Alessandro Flammini, a professor of informatics at the Luddy School of Informatics, Computing, and Engineering, has earned an Influence Campaign Awareness and Sensemaking award from the Defense Advanced Research Projects Agency to analyze influence campaigns in foreign social media.
The project aims to build big-data AI tools that can evaluate individual and population vulnerabilities that are specific to foreign influence campaigns, allowing such efforts to be countered. The work is the latest effort by Flammini and his collaborator, Distinguished Professor of Informatics and Computer Science Fil Menczer, to explore the use and abuse of social media, an area the duo and has been researching for a decade.
“DARPA has been very supportive of our work,” Flammini said. “We started in 2011 with a project exploring the detection of early signatures of propaganda campaigns. This led to a project in 2017 designing simulations of information networks, and finally, this work. The award is an acknowledgment of the research we have been pursuing at the Observatory on Social Media and the Luddy School. Even more importantly, it means I can continue to support the work that I greatly enjoy with a friendly, stimulating team of colleagues and students.”
The threats associated with the diffusion of misinformation and the manipulation of online environments continue to be a growing area of awareness for the public, and recent foreign interference around elections and historical junctures are examples of those threats. Flammini and his team will build tools to help identify potential weaknesses that can be exploited before threats occur.
“The public is not ‘vaccinated’ to recognize coordinated propaganda campaigns in the same way in which we recognize, for example, advertisement,” Flammini said. “We hope to create general methods to discover influence campaigns coordinated in a non-transparent fashion by foreign actors, the strategies they are based on, and to recognize the population segments that are prone to respond to such campaigns.”

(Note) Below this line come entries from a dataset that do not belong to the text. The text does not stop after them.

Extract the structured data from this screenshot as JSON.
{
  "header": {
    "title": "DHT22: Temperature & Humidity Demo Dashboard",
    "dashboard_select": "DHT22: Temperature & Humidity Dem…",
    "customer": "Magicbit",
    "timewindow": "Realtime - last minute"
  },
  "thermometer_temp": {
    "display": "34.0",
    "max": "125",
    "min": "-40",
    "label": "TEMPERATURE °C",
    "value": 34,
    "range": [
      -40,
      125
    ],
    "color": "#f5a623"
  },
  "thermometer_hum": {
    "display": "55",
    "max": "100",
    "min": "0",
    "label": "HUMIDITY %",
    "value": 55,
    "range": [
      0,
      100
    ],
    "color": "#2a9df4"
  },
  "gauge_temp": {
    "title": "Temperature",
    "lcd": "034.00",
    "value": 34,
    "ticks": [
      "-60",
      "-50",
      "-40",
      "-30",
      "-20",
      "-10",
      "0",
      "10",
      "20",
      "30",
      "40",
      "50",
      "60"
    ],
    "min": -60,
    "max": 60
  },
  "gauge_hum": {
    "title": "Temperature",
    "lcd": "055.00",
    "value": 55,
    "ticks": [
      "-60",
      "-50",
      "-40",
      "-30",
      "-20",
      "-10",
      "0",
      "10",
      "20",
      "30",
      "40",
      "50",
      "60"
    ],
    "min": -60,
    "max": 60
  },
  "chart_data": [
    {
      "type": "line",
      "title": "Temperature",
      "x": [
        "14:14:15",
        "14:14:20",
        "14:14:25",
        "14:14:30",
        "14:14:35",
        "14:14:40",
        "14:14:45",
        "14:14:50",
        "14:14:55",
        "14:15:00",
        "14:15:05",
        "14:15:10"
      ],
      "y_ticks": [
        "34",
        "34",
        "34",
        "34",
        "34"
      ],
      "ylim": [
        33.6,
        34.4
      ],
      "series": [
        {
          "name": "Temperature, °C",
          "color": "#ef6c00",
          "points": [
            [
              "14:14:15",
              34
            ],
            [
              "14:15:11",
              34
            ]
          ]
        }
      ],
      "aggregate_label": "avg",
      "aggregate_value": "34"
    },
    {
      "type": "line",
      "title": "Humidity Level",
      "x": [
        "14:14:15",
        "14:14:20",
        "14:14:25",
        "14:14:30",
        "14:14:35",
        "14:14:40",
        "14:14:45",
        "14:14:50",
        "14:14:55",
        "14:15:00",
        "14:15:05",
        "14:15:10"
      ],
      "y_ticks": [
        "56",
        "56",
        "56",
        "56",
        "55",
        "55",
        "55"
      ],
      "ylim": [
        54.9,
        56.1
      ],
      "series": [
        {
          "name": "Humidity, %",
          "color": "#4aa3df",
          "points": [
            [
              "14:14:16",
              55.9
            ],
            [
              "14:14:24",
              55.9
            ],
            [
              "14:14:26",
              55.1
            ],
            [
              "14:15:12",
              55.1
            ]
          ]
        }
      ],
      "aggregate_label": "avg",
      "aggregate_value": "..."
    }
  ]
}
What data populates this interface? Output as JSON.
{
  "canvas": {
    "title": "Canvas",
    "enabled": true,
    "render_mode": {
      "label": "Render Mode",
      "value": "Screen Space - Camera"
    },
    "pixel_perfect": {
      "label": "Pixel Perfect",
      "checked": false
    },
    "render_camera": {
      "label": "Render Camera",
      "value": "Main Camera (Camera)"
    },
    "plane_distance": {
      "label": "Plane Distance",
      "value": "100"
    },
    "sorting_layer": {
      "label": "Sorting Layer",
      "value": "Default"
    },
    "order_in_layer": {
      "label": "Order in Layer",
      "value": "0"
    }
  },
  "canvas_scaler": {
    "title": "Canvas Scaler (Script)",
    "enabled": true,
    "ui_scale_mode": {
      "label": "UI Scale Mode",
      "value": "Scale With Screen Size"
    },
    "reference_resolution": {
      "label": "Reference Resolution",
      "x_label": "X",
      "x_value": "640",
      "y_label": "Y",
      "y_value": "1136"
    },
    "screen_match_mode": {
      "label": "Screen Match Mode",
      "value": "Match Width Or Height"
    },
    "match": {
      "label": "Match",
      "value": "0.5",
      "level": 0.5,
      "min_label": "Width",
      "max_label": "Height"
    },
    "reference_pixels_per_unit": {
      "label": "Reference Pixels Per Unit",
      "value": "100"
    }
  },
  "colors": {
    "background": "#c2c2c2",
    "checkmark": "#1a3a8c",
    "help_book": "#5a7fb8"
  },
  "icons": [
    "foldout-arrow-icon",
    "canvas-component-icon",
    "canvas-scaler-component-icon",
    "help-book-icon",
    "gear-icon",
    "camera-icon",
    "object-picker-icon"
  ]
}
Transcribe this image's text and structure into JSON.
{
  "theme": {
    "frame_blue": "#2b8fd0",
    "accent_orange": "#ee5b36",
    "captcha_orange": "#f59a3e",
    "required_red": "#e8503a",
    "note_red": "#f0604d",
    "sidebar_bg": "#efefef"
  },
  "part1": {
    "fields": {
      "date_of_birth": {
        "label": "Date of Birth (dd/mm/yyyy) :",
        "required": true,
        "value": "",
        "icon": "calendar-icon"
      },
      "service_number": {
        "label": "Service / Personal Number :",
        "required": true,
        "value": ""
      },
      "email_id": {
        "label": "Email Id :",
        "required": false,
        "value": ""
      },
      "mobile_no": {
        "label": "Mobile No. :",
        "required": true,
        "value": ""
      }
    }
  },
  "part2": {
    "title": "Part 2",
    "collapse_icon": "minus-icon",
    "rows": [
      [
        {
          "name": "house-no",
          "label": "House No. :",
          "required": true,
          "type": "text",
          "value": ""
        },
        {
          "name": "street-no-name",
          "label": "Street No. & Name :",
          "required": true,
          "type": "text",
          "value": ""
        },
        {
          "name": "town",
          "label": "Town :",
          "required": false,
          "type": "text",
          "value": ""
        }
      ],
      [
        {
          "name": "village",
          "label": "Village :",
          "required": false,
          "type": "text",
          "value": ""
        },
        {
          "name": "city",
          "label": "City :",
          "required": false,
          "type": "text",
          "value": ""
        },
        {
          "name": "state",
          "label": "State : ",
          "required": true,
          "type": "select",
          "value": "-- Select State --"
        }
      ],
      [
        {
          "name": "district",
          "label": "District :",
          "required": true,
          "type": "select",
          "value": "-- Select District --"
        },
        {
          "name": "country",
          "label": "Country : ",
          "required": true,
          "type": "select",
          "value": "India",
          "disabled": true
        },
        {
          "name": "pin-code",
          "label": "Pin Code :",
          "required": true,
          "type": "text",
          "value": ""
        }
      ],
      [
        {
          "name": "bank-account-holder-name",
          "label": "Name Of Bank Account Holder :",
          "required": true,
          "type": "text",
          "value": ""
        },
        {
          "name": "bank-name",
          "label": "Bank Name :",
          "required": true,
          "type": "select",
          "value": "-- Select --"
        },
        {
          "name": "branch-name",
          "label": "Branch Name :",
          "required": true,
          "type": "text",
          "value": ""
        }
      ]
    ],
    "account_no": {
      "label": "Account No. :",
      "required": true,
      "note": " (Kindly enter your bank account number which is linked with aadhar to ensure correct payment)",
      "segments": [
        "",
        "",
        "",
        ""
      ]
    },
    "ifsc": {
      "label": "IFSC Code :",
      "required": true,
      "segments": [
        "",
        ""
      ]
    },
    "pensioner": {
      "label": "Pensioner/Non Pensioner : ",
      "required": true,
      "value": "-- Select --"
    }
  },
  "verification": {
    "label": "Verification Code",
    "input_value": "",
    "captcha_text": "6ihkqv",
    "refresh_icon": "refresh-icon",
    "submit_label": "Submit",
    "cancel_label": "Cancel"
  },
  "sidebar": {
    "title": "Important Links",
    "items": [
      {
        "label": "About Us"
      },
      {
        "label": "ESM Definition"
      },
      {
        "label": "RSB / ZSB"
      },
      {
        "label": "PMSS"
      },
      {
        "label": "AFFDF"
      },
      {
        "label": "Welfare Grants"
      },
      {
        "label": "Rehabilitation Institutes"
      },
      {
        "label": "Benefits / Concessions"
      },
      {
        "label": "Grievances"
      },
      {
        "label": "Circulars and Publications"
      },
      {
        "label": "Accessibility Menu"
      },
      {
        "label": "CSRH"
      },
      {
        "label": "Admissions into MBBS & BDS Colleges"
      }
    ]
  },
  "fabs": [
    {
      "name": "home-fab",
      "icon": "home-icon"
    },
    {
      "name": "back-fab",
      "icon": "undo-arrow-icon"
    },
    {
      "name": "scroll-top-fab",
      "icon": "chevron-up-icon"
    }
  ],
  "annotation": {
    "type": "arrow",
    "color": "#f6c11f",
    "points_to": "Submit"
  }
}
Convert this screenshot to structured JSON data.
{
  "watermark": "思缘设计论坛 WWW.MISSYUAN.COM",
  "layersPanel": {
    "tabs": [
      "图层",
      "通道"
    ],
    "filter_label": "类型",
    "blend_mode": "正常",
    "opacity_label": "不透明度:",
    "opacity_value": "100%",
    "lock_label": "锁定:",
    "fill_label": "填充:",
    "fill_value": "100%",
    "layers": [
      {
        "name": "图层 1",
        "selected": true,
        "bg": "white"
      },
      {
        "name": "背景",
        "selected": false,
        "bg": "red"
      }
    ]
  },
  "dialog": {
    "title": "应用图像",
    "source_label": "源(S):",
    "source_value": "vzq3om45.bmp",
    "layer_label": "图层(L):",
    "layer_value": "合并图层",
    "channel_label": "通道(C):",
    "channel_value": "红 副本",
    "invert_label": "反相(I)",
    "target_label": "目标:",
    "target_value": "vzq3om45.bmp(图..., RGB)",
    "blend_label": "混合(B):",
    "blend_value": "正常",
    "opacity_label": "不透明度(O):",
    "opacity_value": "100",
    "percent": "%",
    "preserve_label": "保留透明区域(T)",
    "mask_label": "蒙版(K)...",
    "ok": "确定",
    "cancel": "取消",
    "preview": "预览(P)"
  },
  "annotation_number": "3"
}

The researchers at Luddy will collaborate with behavioral and computer science experts at the University of Southern California and Giant Oak, Inc., a Virginia-based company that helps bridge the gap between the technology needed to store and process big data and the ability to extract meaningful knowledge from it for front line analysts. The study will focus on non-U.S. populations and campaigns, and the group will work under strict restrictions to preserve the privacy of users.
“For better or worse, social media shapes the world view and provides news for millions of people around the world,” said Kay Connelly, associate dean for research at the Luddy School. “The work of Alessandro and his colleagues is an important step toward better understanding how entities use the services to push their various agendas, and this grant will ultimately help improve some of the tools that can be used to counter propaganda campaigns.”